From Conflict to Collaboration: Why Values Matter
Consider a project I was called in to facilitate for, after it had spiraled into dysfunction. Two trailers sat side by side on the jobsite, one for the contractor and one for the owner. Yet the doors stayed locked, and the only communication between the two teams was through emails pointing fingers. The project was millions over budget and months behind schedule.
When the teams finally came together in a partnering session, the root cause wasn’t technical. It wasn’t scheduling. It wasn’t even money. The breakdown stemmed from an early perceived slight between the leaders that snowballed into mistrust. What followed was defensive attitudes and adversarial behaviors that crippled the project.
Once the leaders apologized to each other they stopped seeing the other as their “enemy”. They saw they needed the other person (and their team) to get the job done. Attitudes shifted almost immediately. Behaviors followed. The project got a fresh start, proof that values and attitudes are the foundation of performance
The Adversarial vs. Partnering Mindset

In low bid project delivery, the traditional mindset is “I’ll look out for me, and you look out for you.” I am not concerned about you.

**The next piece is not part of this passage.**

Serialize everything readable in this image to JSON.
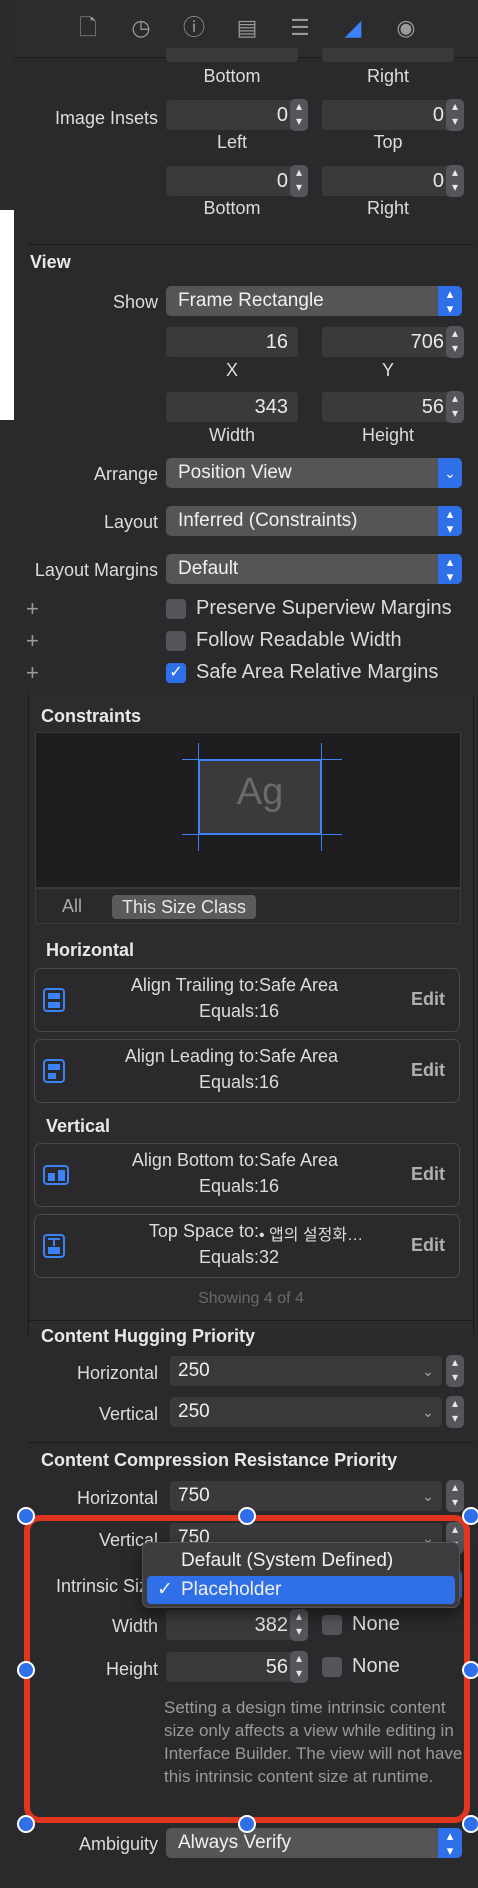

Some people think you need to Compromise to not have conflict. But when you compromise all the time you will find that people start to keep score on how many times they have compromised, hardly a recipe for creativity or trust.
By contrast, partnering is rooted in shared values: I care about my success and yours. This mindset leads to curiosity, openness, and joint problem-solving. Instead of splitting the orange in half, as in the classic story of two sisters arguing over an orange. The sisters keep arguing until their mother comes in and tells them to stop. Then the sisters actually talked to each other and learned that one sister was baking a cake and only wanted the peel and the other sister only wanted to eat the fruit inside. Partnering works to uncover interests. By partnering, both got what they wanted.
On projects, the same principle applies. When teams share partnering values of trust, respect, and accountability, they ask better questions:
- What do you need to succeed?
- How do we create a solution that strengthens the project for both of us?
This is how partnering values transform into collaborative behaviors that “expand the pie” and create outcomes far greater than compromise ever could.
Why Leaders Must Start with Partnering Values
You can’t dictate behavior directly. You can only cultivate values that shape attitudes, and those attitudes show up in daily actions, whether in meetings, on jobsites, or in problem-solving sessions. Leaders who ignore values risk fueling adversarial cycles. Leaders who intentionally anchor their projects in partnering values create the fertile ground for collaboration, innovation, and success.
That’s why the International Partnering Institute developed the IPI Project Leader Certification Training. It’s designed to help project leaders not only understand the technical aspects of partnering but also master the cultural and behavioral foundations that drive successful collaboration.
If you want your projects to thrive, not just survive, start with partnering values. They may be invisible, but their impact is undeniable. Train your leaders, invest in the right culture, and you’ll see attitudes shift and behaviors align.
The next generation of project success belongs to leaders who understand this simple truth: partnering values are the root, collaboration is the fruit.